La sociedad del bienestar, que es una de las manifestaciones de la globalización, está recogiendo los frutos amargos de su enfoque parcial sobre la vida y de sus prioridades sobre el hedonismo y la gratificación inmediata.
El equilibrio sólo se logra enfatizando el enfoque formativo hacia el bien ser.
¿Cómo hacerlo?
1. Coherencia y consistencia en el trabajo educativo entre familia y escuela: “Para educar a un niño se necesita de toda la aldea” (proverbio africano), aunque podemos añadir: se requiere de una buena aldea. Los países donde he observado adolescentes más maduros se caracterizan por la cercanía de los adultos; ningún niño llega a la madurez si no va de la mano de un adulto psicológico.
2. Énfasis en la formación del carácter: la formación del autocontrol y la autodisciplina es la asignatura pendiente en las familias actuales. La cultura del control remoto que hace todo accesible inmediatamente con sólo un impulso del deseo plasma personalidades impacientes, intransigentes y con escasa tolerancia al esfuerzo y a la frustración. Es el camino directo al fracaso existencial.
3. Desarrollo de la trascendencia: el Informe Delors de la UNESCO propuso el “Aprender a ser” como uno de los cuatro pilares de formación para el siglo XXI. Muchos padres se han centrado en proporcionar a sus hijos elementos de bienestar, pero han perdido el sentido de la vida porque desquician la jerarquía de valores al desatender las necesidades del espíritu. Hay que tener presente la advertencia del poeta: “…buscando agua, encontró petróleo.
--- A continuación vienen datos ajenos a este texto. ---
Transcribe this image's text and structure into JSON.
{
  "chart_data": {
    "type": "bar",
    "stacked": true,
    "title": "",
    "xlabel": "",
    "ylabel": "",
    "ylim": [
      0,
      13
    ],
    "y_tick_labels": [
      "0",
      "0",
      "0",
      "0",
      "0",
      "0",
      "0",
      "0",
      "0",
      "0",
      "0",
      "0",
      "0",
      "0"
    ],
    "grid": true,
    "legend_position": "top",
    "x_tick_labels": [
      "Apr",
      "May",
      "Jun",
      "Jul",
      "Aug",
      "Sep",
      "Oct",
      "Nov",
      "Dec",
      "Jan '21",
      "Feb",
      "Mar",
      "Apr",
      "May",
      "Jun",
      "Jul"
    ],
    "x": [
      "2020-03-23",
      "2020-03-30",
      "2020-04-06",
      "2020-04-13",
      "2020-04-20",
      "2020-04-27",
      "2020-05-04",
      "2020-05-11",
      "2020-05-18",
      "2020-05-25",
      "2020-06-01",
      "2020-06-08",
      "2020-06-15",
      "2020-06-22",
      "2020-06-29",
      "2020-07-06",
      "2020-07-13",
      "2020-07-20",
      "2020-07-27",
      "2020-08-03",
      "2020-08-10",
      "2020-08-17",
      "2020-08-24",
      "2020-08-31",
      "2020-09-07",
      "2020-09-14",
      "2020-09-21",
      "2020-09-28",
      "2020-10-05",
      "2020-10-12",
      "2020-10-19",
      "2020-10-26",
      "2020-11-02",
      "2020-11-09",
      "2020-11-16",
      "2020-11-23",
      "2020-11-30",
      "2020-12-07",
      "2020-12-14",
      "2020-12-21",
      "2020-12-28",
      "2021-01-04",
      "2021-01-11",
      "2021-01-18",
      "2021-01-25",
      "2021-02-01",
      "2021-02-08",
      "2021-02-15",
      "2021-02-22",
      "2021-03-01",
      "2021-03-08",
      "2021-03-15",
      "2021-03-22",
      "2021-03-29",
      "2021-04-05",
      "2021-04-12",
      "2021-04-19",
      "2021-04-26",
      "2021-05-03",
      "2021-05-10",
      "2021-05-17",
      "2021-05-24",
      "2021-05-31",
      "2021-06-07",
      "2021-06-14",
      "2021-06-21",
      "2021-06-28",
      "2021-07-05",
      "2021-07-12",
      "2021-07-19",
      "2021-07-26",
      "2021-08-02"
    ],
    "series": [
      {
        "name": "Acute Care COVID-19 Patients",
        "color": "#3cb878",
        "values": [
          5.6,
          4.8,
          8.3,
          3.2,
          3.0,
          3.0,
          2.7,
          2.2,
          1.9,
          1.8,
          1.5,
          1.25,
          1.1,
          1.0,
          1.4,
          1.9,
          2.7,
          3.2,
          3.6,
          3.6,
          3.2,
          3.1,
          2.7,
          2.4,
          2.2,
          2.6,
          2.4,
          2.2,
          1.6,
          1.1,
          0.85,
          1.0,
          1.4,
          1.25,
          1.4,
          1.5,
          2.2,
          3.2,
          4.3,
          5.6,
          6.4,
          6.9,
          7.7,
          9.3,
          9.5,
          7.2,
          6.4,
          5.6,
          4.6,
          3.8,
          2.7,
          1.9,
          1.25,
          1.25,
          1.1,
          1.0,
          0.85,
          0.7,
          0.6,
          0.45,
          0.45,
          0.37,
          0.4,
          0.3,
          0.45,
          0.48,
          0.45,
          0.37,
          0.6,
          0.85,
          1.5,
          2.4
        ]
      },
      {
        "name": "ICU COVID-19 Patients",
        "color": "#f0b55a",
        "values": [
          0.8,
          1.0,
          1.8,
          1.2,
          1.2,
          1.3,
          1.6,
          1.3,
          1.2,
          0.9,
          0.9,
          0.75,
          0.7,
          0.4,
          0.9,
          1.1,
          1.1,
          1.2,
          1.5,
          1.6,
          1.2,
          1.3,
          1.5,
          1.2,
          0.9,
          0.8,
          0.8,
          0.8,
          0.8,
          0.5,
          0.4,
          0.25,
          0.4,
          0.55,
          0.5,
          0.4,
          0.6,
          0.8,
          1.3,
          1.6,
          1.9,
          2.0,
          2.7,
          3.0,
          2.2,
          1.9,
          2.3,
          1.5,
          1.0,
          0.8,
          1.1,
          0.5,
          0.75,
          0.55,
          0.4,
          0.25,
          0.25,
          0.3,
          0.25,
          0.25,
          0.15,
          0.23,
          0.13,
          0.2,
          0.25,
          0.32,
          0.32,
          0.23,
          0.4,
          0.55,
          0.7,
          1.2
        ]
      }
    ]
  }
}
Pero se murió de sed”.
Cuando Eliot proponía las disyuntivas, nos alertaba de lo que perdemos cuando desequilibramos la vida; actualmente el nombre del juego familiar y escolar es integridad. Sin equilibrio y sin prioridades, la educación llega a callejones sin salida. Y en esa situación termina el hombre y aparece la desesperación.